You earned it, he thought, with a flare of the old bitterness.

"Do you think you're going to need the medbay?" he asked brusquely.

"I don't know." Mollari had slumped on his back on the couch in a position that probably wasn't helping his head much, his arm over his eyes. "I feel like I'm dying."

"If you're hung over, then you're getting over it and you're not dying."

Mollari shifted his arm to look at G'Kar from under it. "Why did you help me?"

He was definitely sobering up. G'Kar should have pushed him in the door and fled. But that, too, was starting to feel like an overreaction. To feel like rank cowardice, even.

It occurred to him how much courage, of a sort, it must have taken Mollari to show up at his quarters. He was not about to let the Centauri ambassador be a better man, a braver man, then him.

"I don't know," he said, and Mollari looked up at him from the couch, wan and ill-looking, but curious. "Perhaps I simply wanted to have a drink in peace and didn't want my evening spoiled by unpleasantness."

The corner of Mollari's mouth twisted in a slight hint of a smile. "And you would consider watching me being robbed and embarrassed .... unpleasant?"

For some reason, G'Kar thought of Mollari's words to him in the cell on Centauri Prime, not too long ago.
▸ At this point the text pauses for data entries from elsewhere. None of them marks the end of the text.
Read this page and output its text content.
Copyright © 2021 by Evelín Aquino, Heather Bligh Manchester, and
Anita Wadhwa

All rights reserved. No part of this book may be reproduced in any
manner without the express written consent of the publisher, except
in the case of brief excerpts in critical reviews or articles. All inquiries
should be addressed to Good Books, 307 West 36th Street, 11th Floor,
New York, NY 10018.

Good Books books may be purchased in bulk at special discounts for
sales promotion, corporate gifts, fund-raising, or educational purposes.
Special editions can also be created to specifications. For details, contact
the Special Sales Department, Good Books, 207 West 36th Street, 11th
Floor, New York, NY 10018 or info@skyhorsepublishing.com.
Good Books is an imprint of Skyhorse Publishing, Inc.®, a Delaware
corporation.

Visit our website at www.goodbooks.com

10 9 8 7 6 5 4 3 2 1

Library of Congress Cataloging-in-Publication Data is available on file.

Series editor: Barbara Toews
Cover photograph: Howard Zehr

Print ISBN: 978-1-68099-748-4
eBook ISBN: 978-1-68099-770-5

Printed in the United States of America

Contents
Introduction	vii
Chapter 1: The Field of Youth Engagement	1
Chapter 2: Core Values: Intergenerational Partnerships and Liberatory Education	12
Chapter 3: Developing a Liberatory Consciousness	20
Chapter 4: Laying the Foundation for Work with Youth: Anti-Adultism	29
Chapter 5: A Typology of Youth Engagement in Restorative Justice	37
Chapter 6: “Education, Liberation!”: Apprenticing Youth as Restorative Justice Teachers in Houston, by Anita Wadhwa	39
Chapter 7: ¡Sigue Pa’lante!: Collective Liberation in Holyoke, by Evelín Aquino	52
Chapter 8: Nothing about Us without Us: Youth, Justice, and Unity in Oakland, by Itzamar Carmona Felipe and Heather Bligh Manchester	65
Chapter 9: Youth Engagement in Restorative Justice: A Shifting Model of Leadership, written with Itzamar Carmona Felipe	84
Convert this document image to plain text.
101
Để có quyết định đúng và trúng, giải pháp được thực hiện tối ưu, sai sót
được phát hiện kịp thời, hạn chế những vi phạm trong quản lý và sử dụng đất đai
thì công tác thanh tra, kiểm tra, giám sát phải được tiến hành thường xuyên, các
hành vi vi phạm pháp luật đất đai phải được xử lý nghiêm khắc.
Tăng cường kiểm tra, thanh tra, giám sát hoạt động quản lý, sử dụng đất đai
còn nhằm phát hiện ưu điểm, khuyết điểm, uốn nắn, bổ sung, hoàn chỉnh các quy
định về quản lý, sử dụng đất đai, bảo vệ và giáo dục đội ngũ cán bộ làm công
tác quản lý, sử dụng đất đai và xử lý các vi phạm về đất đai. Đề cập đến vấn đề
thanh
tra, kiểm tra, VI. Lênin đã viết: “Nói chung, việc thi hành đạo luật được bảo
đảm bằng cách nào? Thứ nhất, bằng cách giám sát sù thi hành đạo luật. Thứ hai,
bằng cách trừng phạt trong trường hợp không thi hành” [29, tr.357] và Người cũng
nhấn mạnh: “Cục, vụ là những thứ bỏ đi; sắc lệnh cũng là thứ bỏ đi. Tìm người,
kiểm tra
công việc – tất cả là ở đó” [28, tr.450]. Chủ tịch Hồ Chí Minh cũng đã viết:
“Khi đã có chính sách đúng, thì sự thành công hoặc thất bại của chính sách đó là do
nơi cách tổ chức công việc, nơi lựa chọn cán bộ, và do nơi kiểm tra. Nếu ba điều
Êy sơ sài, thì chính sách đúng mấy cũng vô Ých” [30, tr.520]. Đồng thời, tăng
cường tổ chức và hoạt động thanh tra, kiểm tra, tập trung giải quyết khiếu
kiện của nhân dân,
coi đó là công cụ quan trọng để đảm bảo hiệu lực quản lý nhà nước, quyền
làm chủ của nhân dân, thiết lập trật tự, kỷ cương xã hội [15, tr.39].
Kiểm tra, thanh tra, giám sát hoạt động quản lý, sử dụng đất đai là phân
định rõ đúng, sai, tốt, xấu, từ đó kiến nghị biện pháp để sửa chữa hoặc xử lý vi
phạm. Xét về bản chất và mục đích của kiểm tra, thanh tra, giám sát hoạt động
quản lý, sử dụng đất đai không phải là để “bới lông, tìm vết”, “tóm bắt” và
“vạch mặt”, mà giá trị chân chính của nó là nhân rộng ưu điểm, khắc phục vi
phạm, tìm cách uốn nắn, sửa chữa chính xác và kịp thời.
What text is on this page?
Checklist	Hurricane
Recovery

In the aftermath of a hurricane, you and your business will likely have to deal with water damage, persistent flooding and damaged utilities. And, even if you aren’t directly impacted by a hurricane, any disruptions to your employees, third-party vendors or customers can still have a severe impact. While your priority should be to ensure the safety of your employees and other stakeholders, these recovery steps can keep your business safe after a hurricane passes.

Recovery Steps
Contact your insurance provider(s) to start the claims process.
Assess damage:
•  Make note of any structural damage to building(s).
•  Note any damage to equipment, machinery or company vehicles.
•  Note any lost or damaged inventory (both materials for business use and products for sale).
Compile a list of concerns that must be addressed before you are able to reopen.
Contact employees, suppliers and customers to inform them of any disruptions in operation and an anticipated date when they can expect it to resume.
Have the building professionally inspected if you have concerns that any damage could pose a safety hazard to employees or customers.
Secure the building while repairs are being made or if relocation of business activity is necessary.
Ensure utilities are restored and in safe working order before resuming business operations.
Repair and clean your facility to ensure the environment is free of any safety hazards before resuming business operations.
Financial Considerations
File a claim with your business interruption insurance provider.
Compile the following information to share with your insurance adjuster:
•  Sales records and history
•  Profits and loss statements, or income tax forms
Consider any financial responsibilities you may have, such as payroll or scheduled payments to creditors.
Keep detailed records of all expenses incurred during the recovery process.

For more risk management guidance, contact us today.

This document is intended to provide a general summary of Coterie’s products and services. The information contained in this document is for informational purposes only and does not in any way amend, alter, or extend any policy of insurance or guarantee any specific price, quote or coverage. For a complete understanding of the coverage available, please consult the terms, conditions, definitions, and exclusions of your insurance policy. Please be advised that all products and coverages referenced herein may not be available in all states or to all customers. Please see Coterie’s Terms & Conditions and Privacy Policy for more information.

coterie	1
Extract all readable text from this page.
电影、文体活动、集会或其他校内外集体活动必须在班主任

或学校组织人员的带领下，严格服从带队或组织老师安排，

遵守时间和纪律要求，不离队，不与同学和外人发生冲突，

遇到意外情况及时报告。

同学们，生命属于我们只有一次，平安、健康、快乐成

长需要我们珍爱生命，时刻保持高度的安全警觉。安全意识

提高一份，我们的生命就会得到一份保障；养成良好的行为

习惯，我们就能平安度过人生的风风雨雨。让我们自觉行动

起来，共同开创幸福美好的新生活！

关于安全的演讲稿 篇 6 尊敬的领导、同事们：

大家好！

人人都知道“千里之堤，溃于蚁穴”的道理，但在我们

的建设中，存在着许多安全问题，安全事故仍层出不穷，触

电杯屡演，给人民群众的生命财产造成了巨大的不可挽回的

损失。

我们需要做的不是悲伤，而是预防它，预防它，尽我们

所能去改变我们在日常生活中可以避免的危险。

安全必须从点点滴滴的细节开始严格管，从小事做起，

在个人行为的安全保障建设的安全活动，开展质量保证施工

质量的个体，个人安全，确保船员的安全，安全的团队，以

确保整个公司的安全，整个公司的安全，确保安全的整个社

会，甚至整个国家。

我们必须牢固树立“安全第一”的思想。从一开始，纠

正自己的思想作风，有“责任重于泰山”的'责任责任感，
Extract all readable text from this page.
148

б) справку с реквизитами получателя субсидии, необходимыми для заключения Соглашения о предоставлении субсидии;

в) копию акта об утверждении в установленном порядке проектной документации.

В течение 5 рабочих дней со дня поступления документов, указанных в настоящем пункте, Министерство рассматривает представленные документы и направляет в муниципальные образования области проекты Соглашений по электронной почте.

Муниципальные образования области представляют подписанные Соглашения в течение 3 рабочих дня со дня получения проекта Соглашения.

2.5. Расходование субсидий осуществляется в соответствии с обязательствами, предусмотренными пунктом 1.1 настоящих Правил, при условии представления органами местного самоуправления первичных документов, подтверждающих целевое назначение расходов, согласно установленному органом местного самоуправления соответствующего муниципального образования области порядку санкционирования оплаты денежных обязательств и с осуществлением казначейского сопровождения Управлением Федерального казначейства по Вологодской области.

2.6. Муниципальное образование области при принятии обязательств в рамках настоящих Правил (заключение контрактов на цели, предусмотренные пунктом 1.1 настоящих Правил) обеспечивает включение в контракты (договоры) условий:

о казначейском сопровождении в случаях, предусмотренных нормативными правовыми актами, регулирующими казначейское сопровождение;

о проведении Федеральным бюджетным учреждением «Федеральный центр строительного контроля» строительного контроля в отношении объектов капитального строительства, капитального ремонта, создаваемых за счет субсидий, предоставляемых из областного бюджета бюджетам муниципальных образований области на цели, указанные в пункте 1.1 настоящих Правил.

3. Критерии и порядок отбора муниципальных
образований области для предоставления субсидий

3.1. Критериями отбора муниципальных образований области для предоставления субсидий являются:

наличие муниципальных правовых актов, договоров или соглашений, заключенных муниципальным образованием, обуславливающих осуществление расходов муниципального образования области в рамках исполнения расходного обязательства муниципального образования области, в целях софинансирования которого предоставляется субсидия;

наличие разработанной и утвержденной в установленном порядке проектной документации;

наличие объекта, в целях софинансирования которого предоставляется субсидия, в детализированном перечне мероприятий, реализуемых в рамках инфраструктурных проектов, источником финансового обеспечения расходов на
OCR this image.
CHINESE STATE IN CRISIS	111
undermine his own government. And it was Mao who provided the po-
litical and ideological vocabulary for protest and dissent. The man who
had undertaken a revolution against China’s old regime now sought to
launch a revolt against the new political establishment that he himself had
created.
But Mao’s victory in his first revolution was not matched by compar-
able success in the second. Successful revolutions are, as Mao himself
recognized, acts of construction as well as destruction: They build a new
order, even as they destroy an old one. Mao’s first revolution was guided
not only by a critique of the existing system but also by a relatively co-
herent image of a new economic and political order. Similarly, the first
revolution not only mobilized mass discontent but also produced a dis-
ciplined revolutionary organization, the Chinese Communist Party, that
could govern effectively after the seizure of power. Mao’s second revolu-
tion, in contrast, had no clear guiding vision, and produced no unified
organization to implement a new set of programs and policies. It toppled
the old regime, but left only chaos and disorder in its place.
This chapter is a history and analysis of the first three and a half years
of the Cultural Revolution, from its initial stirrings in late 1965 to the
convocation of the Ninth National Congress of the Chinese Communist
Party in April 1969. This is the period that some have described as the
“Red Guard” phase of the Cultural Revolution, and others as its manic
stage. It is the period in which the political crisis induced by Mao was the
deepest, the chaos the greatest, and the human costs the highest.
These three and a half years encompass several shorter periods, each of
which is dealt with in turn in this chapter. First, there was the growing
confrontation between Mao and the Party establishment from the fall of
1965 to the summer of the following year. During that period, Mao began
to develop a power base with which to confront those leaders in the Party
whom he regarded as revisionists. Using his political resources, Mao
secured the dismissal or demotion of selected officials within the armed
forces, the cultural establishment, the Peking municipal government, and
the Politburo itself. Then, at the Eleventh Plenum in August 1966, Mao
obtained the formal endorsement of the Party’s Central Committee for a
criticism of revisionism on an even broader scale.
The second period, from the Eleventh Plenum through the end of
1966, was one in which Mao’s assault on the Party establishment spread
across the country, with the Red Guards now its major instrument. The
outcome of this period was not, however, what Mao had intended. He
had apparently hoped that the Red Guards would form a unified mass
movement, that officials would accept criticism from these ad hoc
"This would please you?" he had asked, of his own torturous death.

"Once, long ago ... no, not even then."

There was a time when Mollari's death would certainly have pleased him. Seeing him humiliated ... probably. But not now.

"Yes, strange to say, I would find it unpleasant," G'Kar said, and Mollari's pallid half-smile turned to an actual grin.

G'Kar looked around swiftly, picked up a cushion, and threw it at his head. Mollari's reactions still weren't tracking well; he tried to bat it away, missed completely, and it bounced off his head. There was a faint, "Ow," and then, "What was that for?"

"Testing your reflexes. You seem to be recovering well." G'Kar hesitated, and then, throwing himself reluctantly on the pyre of being dragged back into a mess he could have been well out of, "If you want to press charges, I'll be a witness."

Mollari stopped fumbling around for the cushion and gave him an odd, sideways look. "I don't," he said. "No ... I don't even know who they were. And she was pleasant company, for a while." His face turned wistful.

It was this stupid sympathetic urge that kept dragging him back in every time he managed to almost make it out of the man's orbit, G'Kar thought grimly. "She's only going to do it to some other victim."

"I don't want to," Mollari said, turning stubborn. "I won't." He touched his head. "Why is my hair wet? Wait -- you tried to drown me."

"I was sobering you up. It seems to have worked."

"You enjoyed it." Mollari finally managed to get a hand on the pillow and made a feeble attempt to throw it back. It missed G'Kar by a wide margin, bounced off a kitchen stool, and flopped to the floor. G'Kar watched it fall without bothering to move, and looked back at him.

"Yes," G'Kar said, and let himself smile this time. "I did. If you are not going to drop dead, as it seems, I have matters to return to."

"Before you go ..." Mollari flopped a hand in the direction of the kitchen. "Painkillers ... there? Edge of counter ..."

G'Kar had finally had enough. "I am not your downtrodden servant, Mollari. Get it yourself. I have already done enough."

He turned on his heel, coat obliging him by flaring dramatically, and strode to the door.

"Yes, you have!" Mollari half-shouted after him, which made him cough, and there was a faint groan of "Ow, my head." And then, quietly, "Thank you."

G'Kar left without bothering to acknowledge that. It was bad enough that they both knew he'd heard it.